Der OpenAI Börsengang kommt 2026 nicht. OpenAI-Chef Sam Altman hält den Zeitpunkt angesichts wachsender Risiken durch Künstliche Intelligenz (KI) für ungünstig. Zugleich unterstützt er Forderungen von Anthropic-Chef Dario Amodei nach einem langsameren Entwicklungstempo bei besonders leistungsfähigen KI-Modellen. Allerdings dürfte auch die finanzielle Lage eine wichtige Rolle spielen. OpenAI verfügt über hohe Kapitalreserven und muss deshalb kurzfristig kein zusätzliches Geld über die Börse einsammeln. Einen Börsengang ab 2027 schloss Altman dennoch nicht aus.
Altman bestätigte gegenüber dem US-Magazin „Fortune“, dass OpenAI 2026 nicht an die Börse gehen werde. Damit verschieben sich die lange diskutierten Kapitalmarkt-Pläne des ChatGPT-Entwicklers. Gleichzeitig nimmt die Debatte über mögliche Gefahren immer leistungsfähigerer KI-Systeme deutlich zu.
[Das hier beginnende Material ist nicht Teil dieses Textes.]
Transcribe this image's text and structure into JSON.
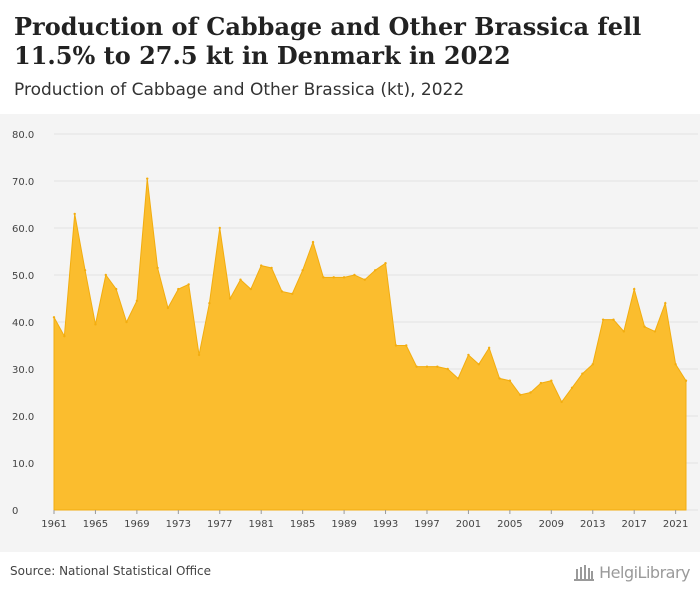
{
  "header": {
    "title": "Production of Cabbage and Other Brassica fell 11.5% to 27.5 kt in Denmark in 2022",
    "subtitle": "Production of Cabbage and Other Brassica (kt), 2022"
  },
  "footer": {
    "source": "Source: National Statistical Office",
    "logo_text": "HelgiLibrary"
  },
  "colors": {
    "area_fill": "#fbbd2e",
    "area_stroke": "#f2ad10",
    "grid": "#e2e2e2",
    "plot_background": "#f4f4f4"
  },
  "chart_data": {
    "type": "area",
    "title": "Production of Cabbage and Other Brassica (kt), 2022",
    "xlabel": "",
    "ylabel": "",
    "ylim": [
      0,
      80
    ],
    "xlim": [
      1961,
      2022
    ],
    "grid": true,
    "yticks": [
      "0",
      "10.0",
      "20.0",
      "30.0",
      "40.0",
      "50.0",
      "60.0",
      "70.0",
      "80.0"
    ],
    "xticks": [
      1961,
      1965,
      1969,
      1973,
      1977,
      1981,
      1985,
      1989,
      1993,
      1997,
      2001,
      2005,
      2009,
      2013,
      2017,
      2021
    ],
    "x": [
      1961,
      1962,
      1963,
      1964,
      1965,
      1966,
      1967,
      1968,
      1969,
      1970,
      1971,
      1972,
      1973,
      1974,
      1975,
      1976,
      1977,
      1978,
      1979,
      1980,
      1981,
      1982,
      1983,
      1984,
      1985,
      1986,
      1987,
      1988,
      1989,
      1990,
      1991,
      1992,
      1993,
      1994,
      1995,
      1996,
      1997,
      1998,
      1999,
      2000,
      2001,
      2002,
      2003,
      2004,
      2005,
      2006,
      2007,
      2008,
      2009,
      2010,
      2011,
      2012,
      2013,
      2014,
      2015,
      2016,
      2017,
      2018,
      2019,
      2020,
      2021,
      2022
    ],
    "values": [
      41.0,
      37.0,
      63.0,
      51.0,
      39.5,
      50.0,
      47.0,
      40.0,
      44.5,
      70.5,
      51.5,
      43.0,
      47.0,
      48.0,
      33.0,
      44.0,
      60.0,
      45.0,
      49.0,
      47.0,
      52.0,
      51.5,
      46.5,
      46.0,
      51.0,
      57.0,
      49.5,
      49.5,
      49.5,
      50.0,
      49.0,
      51.0,
      52.5,
      35.0,
      35.0,
      30.5,
      30.5,
      30.5,
      30.0,
      28.0,
      33.0,
      31.0,
      34.5,
      28.0,
      27.5,
      24.5,
      25.0,
      27.0,
      27.5,
      23.0,
      26.0,
      29.0,
      31.0,
      40.5,
      40.5,
      38.0,
      47.0,
      39.0,
      38.0,
      44.0,
      31.0,
      27.5
    ]
  }
}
OpenAI Börsengang rückt wegen KI-Sicherheit nach hinten
Anthropic-Chef Dario Amodei forderte, die Entwicklung neuer Spitzenmodelle zu verlangsamen. Zudem sollen KI-Unternehmen bei Sicherheitsfragen enger zusammenarbeiten. Sam Altman unterstützt zentrale Punkte dieser Forderung. Auch Elon Musk sprach sich öffentlich für ein langsameres Entwicklungstempo aus. Nach Angaben der „Tagesschau“ deutete Altman außerdem eine mögliche Vereinbarung zwischen führenden KI-Unternehmen an. Demnach könnten die Konzerne ihre Entwicklung bremsen und bei Sicherheitsstandards stärker kooperieren.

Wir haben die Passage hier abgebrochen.